Main Answer:
The optimal solution for the linear programming problem, with the objective function \(g = x + 2y\) and the given constraints \(8x + y \geq 85\), \(x + y \geq 50\), \(x + 4y \geq 80\), and \(x + 10y \geq 104\), subject to \(x \geq 0\) and \(y \geq 0\), is at the point (10, 40), with the minimum value of \(g\) being 90.
Step-by-step explanation:
To solve the linear programming problem graphically, we first plot the feasible region determined by the system of inequalities. The feasible region is the intersection of the shaded regions satisfying all the constraints. For this problem, the feasible region is a polygon bounded by the lines \(8x + y = 85\), \(x + y = 50\), \(x + 4y = 80\), and \(x + 10y = 104\), along with the non-negativity constraints.
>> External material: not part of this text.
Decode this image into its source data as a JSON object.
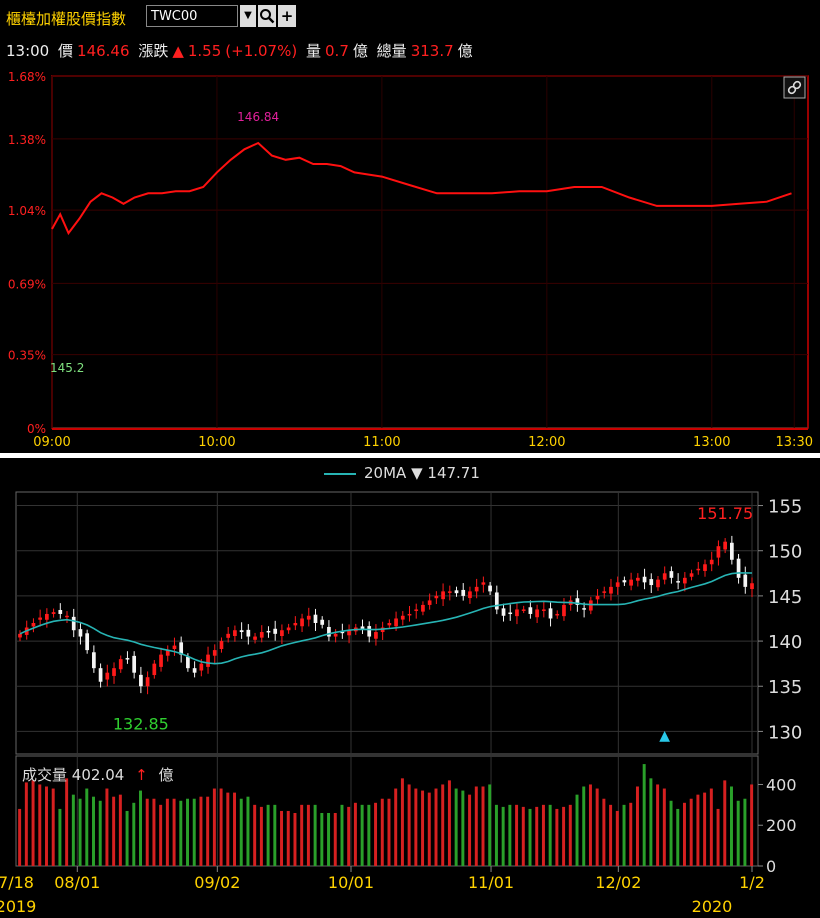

Next, we evaluate the objective function \(g = x + 2y\) at the corner points of the feasible region. The point (10, 40) yields the minimum value of \(g\) at 90. This indicates that to minimize \(g\) within the given constraints, the optimal values for \(x\) and \(y\) are 10 and 40, respectively.
Understanding the graphical method in linear programming allows for effective visualization of solutions and aids in making informed decisions based on the objective function and constraints.